Viviane, Antigone de Jérusalem, protagoniste et prisonnière d’une interminable
guerre (des sexes proches, des peuples voisins), se bat longtemps, cinq ans,
contre un système patriarcal aux privilèges millénaires, à l’autarcie
nationaliste (pour ses défenseurs majoritaires, le mariage religieux assure la
cohésion de l’État hébreux, en contradiction avec l’ouverture généreuse prônée
lors de sa création en 1948 par Ben Gourion, politicien apparemment guère épris
de divin).
Politique des unions et surtout du
désir – quand Viviane, peu préoccupée de plaire, dénoue sa longue tresse
baudelairienne (« Dans le judaïsme, la voix et la chevelure de la femme
sont considérées comme les moyens les plus scandaleux de séduction »
affirmait la comédienne-cinéaste dans le dossier de presse), quand elle frotte ses
jambes croisées aux pieds peints, quand elle porte une robe rouge parmi tous
ces costumes noirs aux chemises blanches, kippa ou pas, elle fait subir un
séisme sensuel, quasi impie, à
l’ordre morose (et « sacré ») des choses, elle réveille l’érotisme
tentateur des magistrats-rabbins barbus, imbus, elle décuple la puissance
fantasmatique et verbale des témoins requis, femme de son frère et sœur de
celle-ci, deux personnages énergiques et sexy,
drolatique ou énamourée (la dernière boit des yeux le bel avocat qui semble
prétendre s’entretenir innocemment avec sa cliente à la table d’un café, qui
affirme ne pas l’aimer tel que l’entend le défenseur fraternel du mari).

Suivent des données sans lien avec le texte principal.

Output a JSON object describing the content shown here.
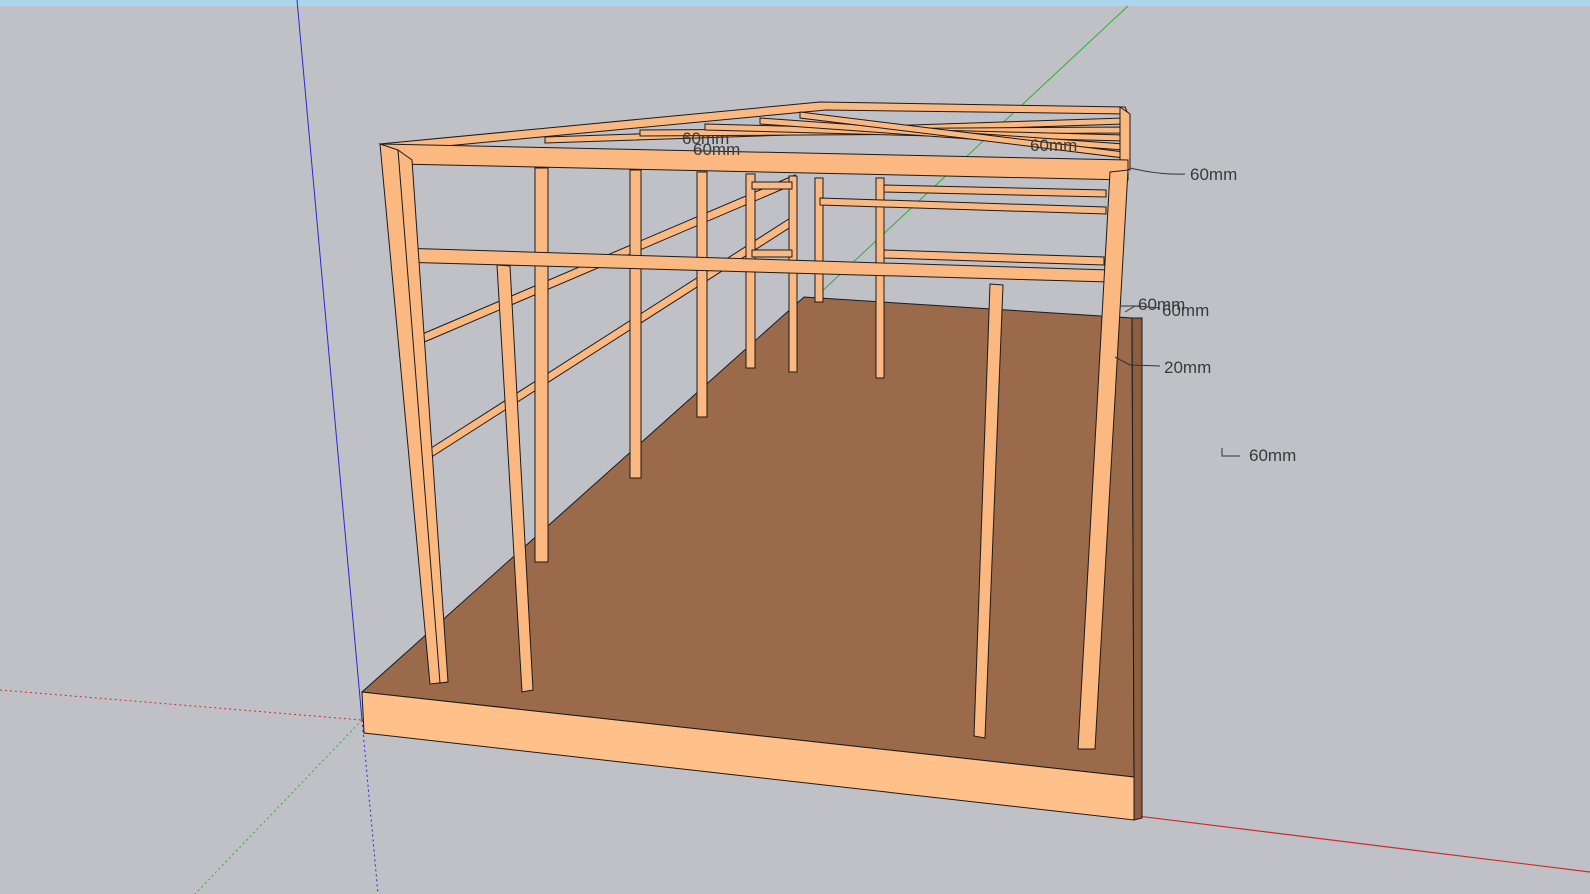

Jamais
la caméra subjective et « au cordeau » du duo ne sort du tribunal, à
peine saisit-elle une salle d’attente où l’on fume, un bout de couloir où l’on
attend impatiemment, épuisé de tension et de désillusion. Pourtant, le monde
entier paraît pénétrer dans cet espace réduit, aux murs blancs, aux plinthes
humides, aux tables anthracite comme récupérées d’une école (le triumvirat trône en surplomb, pas dupe
de la scénographie de la justice humaine, spectacle par excellence, mise en
scène et en public de la plus grande intimité, voire de l’abstraction – mystère
de l’amour, du désamour, du meurtre, du massacre, à Nuremberg ou ailleurs).
La double scène du lieu judiciaire baigne dans une belle lumière naturelle,
assez douce, due à Jeanne Lapoirie (Sous le sable ou Michael Kohlhass), dont les cinéphiles compareront le travail solaire avec les
ténèbres psychiques et morales du Sang du châtiment, l’opus dérangeant/dérangé, identiquement
procédurier, de William Friedkin, éclairé par Robert D. Yeoman.

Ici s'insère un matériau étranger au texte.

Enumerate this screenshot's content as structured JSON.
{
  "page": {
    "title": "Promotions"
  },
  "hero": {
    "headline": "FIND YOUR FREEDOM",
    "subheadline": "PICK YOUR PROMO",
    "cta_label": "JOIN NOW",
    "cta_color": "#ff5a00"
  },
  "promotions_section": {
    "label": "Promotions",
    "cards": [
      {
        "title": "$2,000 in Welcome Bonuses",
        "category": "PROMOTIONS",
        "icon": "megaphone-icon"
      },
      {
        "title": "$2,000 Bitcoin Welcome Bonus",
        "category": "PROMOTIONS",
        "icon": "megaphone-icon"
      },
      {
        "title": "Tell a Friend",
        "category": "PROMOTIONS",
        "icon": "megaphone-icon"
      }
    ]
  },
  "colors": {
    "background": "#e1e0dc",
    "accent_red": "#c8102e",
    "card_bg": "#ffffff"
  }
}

Affaire de cour, affaires de famille,
cour peut-être faite hier et demande de divorce désormais : Le
Procès de Viviane Amsalem, réussite cosmopolite primée, vite
tournée en un mois, ne fait pas défiler des idées, ne prend pas position, se
garde de faire le procès des hommes (misandrie facile, en partie justifiable
par l’injustice établie d’un accord de négation machiste) ; il expose des
corps, des regards, des gestes, des mots, des individus de chair, de sang, de
logos, de pathos (par sa beauté, son talent, la précision et l’intensité de son
jeu, la très regrettée Ronit se situait dans un sillage de passionarias,
quelque part entre Maria Casarès, Anna Magnani ou Melina Mercouri), de rires et
de silences. Ici, les hommes (charismatique Menashe Noy, flanqué du délectable Sasson
Gabai, aux faux airs de Mel Brooks, apprécié dans Le Cochon de Gaza) et les
femmes (la brune Evelin Hagoel, la blonde Ruby Porat Shoval) se mettent à nu,
le cinéma au carré (artificialité du dispositif du huis clos pénal) vise à
dévoiler, révéler progressivement une vérité « intérieure » (donc apparente),
de comportements et de sentiments. Au terme de la procédure, de l’œuvre, ni
féminisme militant ni manichéisme rassurant, rien que deux blessés, un homme
qui aima (plutôt) mal une femme, ne sut comment et continue néanmoins à
l’aimer, tandis qu’elle conquiert sa liberté, en espadrilles, au prix de
l’usure et d’une « victoire à la Pyrrhus » (Elisha, insupportable,
impressionnant et poignant Simon Abkarian, la prie tacitement de ne pas en
aimer-avoir un autre après lui, il lui demande pardon ; elle dit oui, lui
déclare « C’est déjà fini » et le regarde avec une vraie tendresse,
son visage superbe capturé en très gros plan captivant, rime visuelle avec la
stase temporelle et lyrique d’un instant précédent, presque un plan-séquence
sur sa face transformée à vue d’œil, expressive à l’instar d’un paysage
frémissant, dans la métaphysique d’un morceau de musique à la Mahler, composé
par Dikla & Shaul Beser).
La réflexion et l’attention (millimétrées)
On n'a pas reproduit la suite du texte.